Apr 7, 2015
Professor Shimon Weiss
Professor Shimon Weiss research team awarded $1.35 million grant by Human Frontier Science Program (HFSP) to develop nanosensors.
From UCLA Newsroom (by Stuart Wolpert):
An international team led by biophysicist Shimon Weiss, who holds UCLA’s Dean M. Willard Chair in Chemistry, has been awarded a prestigious Human Frontier Science Program (HFSP) research grant of $1.35 million over three years. The HFSP international program supports frontier research on the complex mechanisms of living organisms.
Weiss is a professor of chemistry and biochemistry in the UCLA College, a professor of physiology in the David Geffen School of Medicine and a member of the California NanoSystems Institute at UCLA. He is one of the world’s leading chemists in the use of single-molecule techniques, especially in the study of biological molecules, and has developed instrumentation and methodologies to study single biomolecules.

Cartoon rending of membrane inserted voltage nano sensors.

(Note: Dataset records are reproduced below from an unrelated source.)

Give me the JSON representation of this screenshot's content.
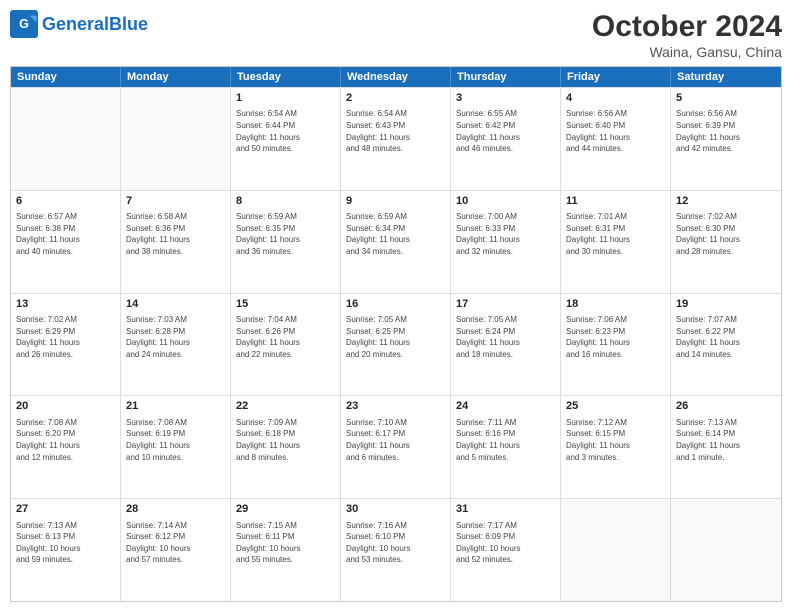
{
  "header": {
    "logo_general": "General",
    "logo_blue": "Blue",
    "month": "October 2024",
    "location": "Waina, Gansu, China"
  },
  "weekdays": [
    "Sunday",
    "Monday",
    "Tuesday",
    "Wednesday",
    "Thursday",
    "Friday",
    "Saturday"
  ],
  "rows": [
    [
      {
        "day": "",
        "lines": []
      },
      {
        "day": "",
        "lines": []
      },
      {
        "day": "1",
        "lines": [
          "Sunrise: 6:54 AM",
          "Sunset: 6:44 PM",
          "Daylight: 11 hours",
          "and 50 minutes."
        ]
      },
      {
        "day": "2",
        "lines": [
          "Sunrise: 6:54 AM",
          "Sunset: 6:43 PM",
          "Daylight: 11 hours",
          "and 48 minutes."
        ]
      },
      {
        "day": "3",
        "lines": [
          "Sunrise: 6:55 AM",
          "Sunset: 6:42 PM",
          "Daylight: 11 hours",
          "and 46 minutes."
        ]
      },
      {
        "day": "4",
        "lines": [
          "Sunrise: 6:56 AM",
          "Sunset: 6:40 PM",
          "Daylight: 11 hours",
          "and 44 minutes."
        ]
      },
      {
        "day": "5",
        "lines": [
          "Sunrise: 6:56 AM",
          "Sunset: 6:39 PM",
          "Daylight: 11 hours",
          "and 42 minutes."
        ]
      }
    ],
    [
      {
        "day": "6",
        "lines": [
          "Sunrise: 6:57 AM",
          "Sunset: 6:38 PM",
          "Daylight: 11 hours",
          "and 40 minutes."
        ]
      },
      {
        "day": "7",
        "lines": [
          "Sunrise: 6:58 AM",
          "Sunset: 6:36 PM",
          "Daylight: 11 hours",
          "and 38 minutes."
        ]
      },
      {
        "day": "8",
        "lines": [
          "Sunrise: 6:59 AM",
          "Sunset: 6:35 PM",
          "Daylight: 11 hours",
          "and 36 minutes."
        ]
      },
      {
        "day": "9",
        "lines": [
          "Sunrise: 6:59 AM",
          "Sunset: 6:34 PM",
          "Daylight: 11 hours",
          "and 34 minutes."
        ]
      },
      {
        "day": "10",
        "lines": [
          "Sunrise: 7:00 AM",
          "Sunset: 6:33 PM",
          "Daylight: 11 hours",
          "and 32 minutes."
        ]
      },
      {
        "day": "11",
        "lines": [
          "Sunrise: 7:01 AM",
          "Sunset: 6:31 PM",
          "Daylight: 11 hours",
          "and 30 minutes."
        ]
      },
      {
        "day": "12",
        "lines": [
          "Sunrise: 7:02 AM",
          "Sunset: 6:30 PM",
          "Daylight: 11 hours",
          "and 28 minutes."
        ]
      }
    ],
    [
      {
        "day": "13",
        "lines": [
          "Sunrise: 7:02 AM",
          "Sunset: 6:29 PM",
          "Daylight: 11 hours",
          "and 26 minutes."
        ]
      },
      {
        "day": "14",
        "lines": [
          "Sunrise: 7:03 AM",
          "Sunset: 6:28 PM",
          "Daylight: 11 hours",
          "and 24 minutes."
        ]
      },
      {
        "day": "15",
        "lines": [
          "Sunrise: 7:04 AM",
          "Sunset: 6:26 PM",
          "Daylight: 11 hours",
          "and 22 minutes."
        ]
      },
      {
        "day": "16",
        "lines": [
          "Sunrise: 7:05 AM",
          "Sunset: 6:25 PM",
          "Daylight: 11 hours",
          "and 20 minutes."
        ]
      },
      {
        "day": "17",
        "lines": [
          "Sunrise: 7:05 AM",
          "Sunset: 6:24 PM",
          "Daylight: 11 hours",
          "and 18 minutes."
        ]
      },
      {
        "day": "18",
        "lines": [
          "Sunrise: 7:06 AM",
          "Sunset: 6:23 PM",
          "Daylight: 11 hours",
          "and 16 minutes."
        ]
      },
      {
        "day": "19",
        "lines": [
          "Sunrise: 7:07 AM",
          "Sunset: 6:22 PM",
          "Daylight: 11 hours",
          "and 14 minutes."
        ]
      }
    ],
    [
      {
        "day": "20",
        "lines": [
          "Sunrise: 7:08 AM",
          "Sunset: 6:20 PM",
          "Daylight: 11 hours",
          "and 12 minutes."
        ]
      },
      {
        "day": "21",
        "lines": [
          "Sunrise: 7:08 AM",
          "Sunset: 6:19 PM",
          "Daylight: 11 hours",
          "and 10 minutes."
        ]
      },
      {
        "day": "22",
        "lines": [
          "Sunrise: 7:09 AM",
          "Sunset: 6:18 PM",
          "Daylight: 11 hours",
          "and 8 minutes."
        ]
      },
      {
        "day": "23",
        "lines": [
          "Sunrise: 7:10 AM",
          "Sunset: 6:17 PM",
          "Daylight: 11 hours",
          "and 6 minutes."
        ]
      },
      {
        "day": "24",
        "lines": [
          "Sunrise: 7:11 AM",
          "Sunset: 6:16 PM",
          "Daylight: 11 hours",
          "and 5 minutes."
        ]
      },
      {
        "day": "25",
        "lines": [
          "Sunrise: 7:12 AM",
          "Sunset: 6:15 PM",
          "Daylight: 11 hours",
          "and 3 minutes."
        ]
      },
      {
        "day": "26",
        "lines": [
          "Sunrise: 7:13 AM",
          "Sunset: 6:14 PM",
          "Daylight: 11 hours",
          "and 1 minute."
        ]
      }
    ],
    [
      {
        "day": "27",
        "lines": [
          "Sunrise: 7:13 AM",
          "Sunset: 6:13 PM",
          "Daylight: 10 hours",
          "and 59 minutes."
        ]
      },
      {
        "day": "28",
        "lines": [
          "Sunrise: 7:14 AM",
          "Sunset: 6:12 PM",
          "Daylight: 10 hours",
          "and 57 minutes."
        ]
      },
      {
        "day": "29",
        "lines": [
          "Sunrise: 7:15 AM",
          "Sunset: 6:11 PM",
          "Daylight: 10 hours",
          "and 55 minutes."
        ]
      },
      {
        "day": "30",
        "lines": [
          "Sunrise: 7:16 AM",
          "Sunset: 6:10 PM",
          "Daylight: 10 hours",
          "and 53 minutes."
        ]
      },
      {
        "day": "31",
        "lines": [
          "Sunrise: 7:17 AM",
          "Sunset: 6:09 PM",
          "Daylight: 10 hours",
          "and 52 minutes."
        ]
      },
      {
        "day": "",
        "lines": []
      },
      {
        "day": "",
        "lines": []
      }
    ]
  ]
}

His group at UCLA is enhancing our understanding of proteins, life’s most important class of molecules, using state-of-the-science technologies known as fluorescence spectroscopy, fluorescence microscopy and biological imaging. His research team studies enzymes, a class of proteins that are vital for catalyzing other biochemical reactions necessary for life.
The multidisciplinary international HFSP team headed by Weiss consists of scientists from France (neurobiology Antoine Triller), Germany (physicist Joerg Enderlein) and Israel (physicist Dan Oron). The team has realized that noninvasive tools for studying and interfacing the central and peripheral nervous systems provide structural and functional information, but at low spatial resolution. On the other hand, invasive recording methods provide high temporal resolution data from single neurons, but are bulky and lack spatial resolution and throughput. The HFSP team therefore will develop injectable, targetable voltage-sensing inorganic particles that insert themselves into the membrane and optically and non-invasively record action potentials (neuronal signals) at the nanoscale, on the signal particle level — at multiple sites and across a large field-of-view.
If successful, the team’s voltage nanosensors would greatly enhance our ability to study the brain.